Wednesday, April 24, 2013

3. Fannie Benjamin Johnston and Drumthwacket



       The lush gardens of the “Moses Taylor Pyne house”, as Drumthwacket (NJ’s Governor’s mansion in Princeton, NJ) was then called, were a featured subject for Frances (Fannie) Benjamin Johnston in the early 1900s. Johnston, one of the first professional woman photographer and photojournalist in the US, established a reputation for portraiture among the affluent and influential of Washington, DC high society in the late 19th and early 20th century. At the turn of the 19th century, Johnston became engaged with the “City Beautiful”/“Garden Beautiful” movements. These movements were, in large part, a reaction to the rapid industrialization and crowded urbanization of the American landscape that came with the affluence of the Gilded Age.
 
       Originally hired to document the new “row house” lots and growing number of formal gardens on estates as new design models, Johnston became a passionate advocate in the movement to beautify America. These images of Drumthwacket (taken around 1906) were among the hand-colored slides she featured in her talk “Our American Gardens,” which was given to groups throughout the nation.



       Moses Taylor Pyne, an industrialist and banker, purchased Drumthwacket from the widow of Charles Smith Olden, the estate’s original owner, in 1893. Money was no object for this successful industrialist. He and his wife Margaretta Stockton Pyne (of the Morven Stocktons) added hundreds of acres to the existing estate, bringing in noted landscape architect Daniel Webster Langton (NJ native and a founding member of the American Society of Landscape Architects) to create the formal Italian gardens that visitors to Drumthwacket may enjoy to this day.
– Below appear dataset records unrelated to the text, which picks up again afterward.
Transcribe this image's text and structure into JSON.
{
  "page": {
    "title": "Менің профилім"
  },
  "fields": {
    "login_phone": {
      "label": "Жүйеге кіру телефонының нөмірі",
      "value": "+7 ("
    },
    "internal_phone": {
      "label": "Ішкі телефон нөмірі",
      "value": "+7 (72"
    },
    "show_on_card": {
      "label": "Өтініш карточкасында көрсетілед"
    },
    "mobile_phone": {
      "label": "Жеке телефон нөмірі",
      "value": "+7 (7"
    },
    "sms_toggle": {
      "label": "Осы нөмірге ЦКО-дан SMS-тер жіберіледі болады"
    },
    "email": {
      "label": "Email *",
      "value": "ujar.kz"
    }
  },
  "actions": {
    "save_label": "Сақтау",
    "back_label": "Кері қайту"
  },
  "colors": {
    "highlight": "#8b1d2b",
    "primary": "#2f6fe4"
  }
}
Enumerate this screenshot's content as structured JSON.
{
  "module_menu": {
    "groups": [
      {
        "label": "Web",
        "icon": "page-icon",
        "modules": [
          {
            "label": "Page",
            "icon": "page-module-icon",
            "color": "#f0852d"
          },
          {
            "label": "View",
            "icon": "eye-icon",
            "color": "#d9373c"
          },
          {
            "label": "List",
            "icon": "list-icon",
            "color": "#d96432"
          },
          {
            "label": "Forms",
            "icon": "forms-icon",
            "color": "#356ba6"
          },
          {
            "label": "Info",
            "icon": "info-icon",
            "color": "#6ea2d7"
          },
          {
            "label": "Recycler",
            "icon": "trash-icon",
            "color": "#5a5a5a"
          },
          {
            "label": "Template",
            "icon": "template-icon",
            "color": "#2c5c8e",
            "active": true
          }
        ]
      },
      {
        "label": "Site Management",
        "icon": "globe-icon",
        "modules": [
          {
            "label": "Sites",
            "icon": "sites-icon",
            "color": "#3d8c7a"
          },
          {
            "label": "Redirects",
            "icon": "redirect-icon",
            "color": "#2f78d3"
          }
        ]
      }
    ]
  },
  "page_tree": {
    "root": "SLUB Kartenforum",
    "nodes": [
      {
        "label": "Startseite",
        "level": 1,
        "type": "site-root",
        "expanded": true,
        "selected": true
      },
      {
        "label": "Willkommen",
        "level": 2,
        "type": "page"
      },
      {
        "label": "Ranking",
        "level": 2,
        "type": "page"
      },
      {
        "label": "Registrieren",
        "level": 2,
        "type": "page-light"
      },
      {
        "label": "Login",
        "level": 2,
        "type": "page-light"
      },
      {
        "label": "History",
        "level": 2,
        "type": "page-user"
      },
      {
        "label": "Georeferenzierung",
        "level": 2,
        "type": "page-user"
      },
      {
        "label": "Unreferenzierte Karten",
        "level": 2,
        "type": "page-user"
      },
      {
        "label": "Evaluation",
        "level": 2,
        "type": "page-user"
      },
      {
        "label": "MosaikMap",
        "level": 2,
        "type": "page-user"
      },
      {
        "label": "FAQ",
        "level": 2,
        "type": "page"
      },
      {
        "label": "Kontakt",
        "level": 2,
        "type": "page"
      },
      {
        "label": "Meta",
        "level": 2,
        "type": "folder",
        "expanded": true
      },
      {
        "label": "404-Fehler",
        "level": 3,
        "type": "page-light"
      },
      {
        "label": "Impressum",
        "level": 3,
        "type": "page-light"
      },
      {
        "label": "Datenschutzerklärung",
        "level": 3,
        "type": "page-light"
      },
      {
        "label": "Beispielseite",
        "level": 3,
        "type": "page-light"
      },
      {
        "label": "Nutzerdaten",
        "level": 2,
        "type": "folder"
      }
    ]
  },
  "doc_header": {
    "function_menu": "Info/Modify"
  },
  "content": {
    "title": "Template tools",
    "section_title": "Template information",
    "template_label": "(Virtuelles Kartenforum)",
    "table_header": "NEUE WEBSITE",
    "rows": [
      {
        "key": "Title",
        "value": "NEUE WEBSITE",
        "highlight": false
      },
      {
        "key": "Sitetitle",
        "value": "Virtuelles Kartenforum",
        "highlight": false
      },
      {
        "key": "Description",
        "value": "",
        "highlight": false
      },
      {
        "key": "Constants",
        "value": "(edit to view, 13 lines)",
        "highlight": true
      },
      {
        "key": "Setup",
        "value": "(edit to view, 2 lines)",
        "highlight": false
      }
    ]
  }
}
For insight on how hand colored glass slides like Johnston’s were made, see this article by John Tennant in an 1899 issue of The Photo Miniature  

Monday, April 22, 2013

2. Sabotage at the Roebling Steel Works? 1915


 
Between now and February 22, 2014 (the conclusion of Mercer County's 175th Anniversary year) this blog will feature 175+ posts featuring just a small sampling of the fascinating faces, places, events, mysteries, photographs, things that make this area's history so rich.
 
The photos above show Trenton's famous Roebling Steel Works engulfed in flames and some of the devastating aftermath of a series of fires set during a January night in 1915. The fires, suspected to be sabotage by German agents, caused millions of dollars worth of damage, but the Roeblings quickly rebuilt - and the rest is history.
 
Check out this story by Jon Blackwell that appeared as part of the Trentonian's Capital Century series.
 
 

1. Getting Mercer's 175th "On the Map"

1846 map of Mercer County, NJ - first official map made of the 'new' County after its formation in 1838
 
          Mercer 175's inaugural event, the Mapping Mercer exhibit at The Gallery at Mercer County Community College was a great success. Thank you so much to all the researchers, graphics artists, and historians who helped out with the exhibition, and to the generous folks who loaned historic maps for the exhibit, including Sally Lane and Sam Graf, the Hightstown Memorial Library, and Paul Smith of Framesmith Gallery in Princeton. We hope to post an online version of the exhibit later in the year, and will be showing copies of the 1875 Mercer County Atlas pages that were featured in the show at the upcoming (May 11) NJ History Fair at Washington Crossing State Park. A special thank you to the featured speakers at the exhibit: Donna Lewis and Kathleen Sar, Director and GIS specialist, respectively, of the County's Planning Division; Paul Pogorzelski, Hopewell Township's administrator and engineer; and Maxine Lurie, Ph.D., and Michael Siegel, editor and cartographer, respectively, of Mapping New Jersey: An Evolving Landscape.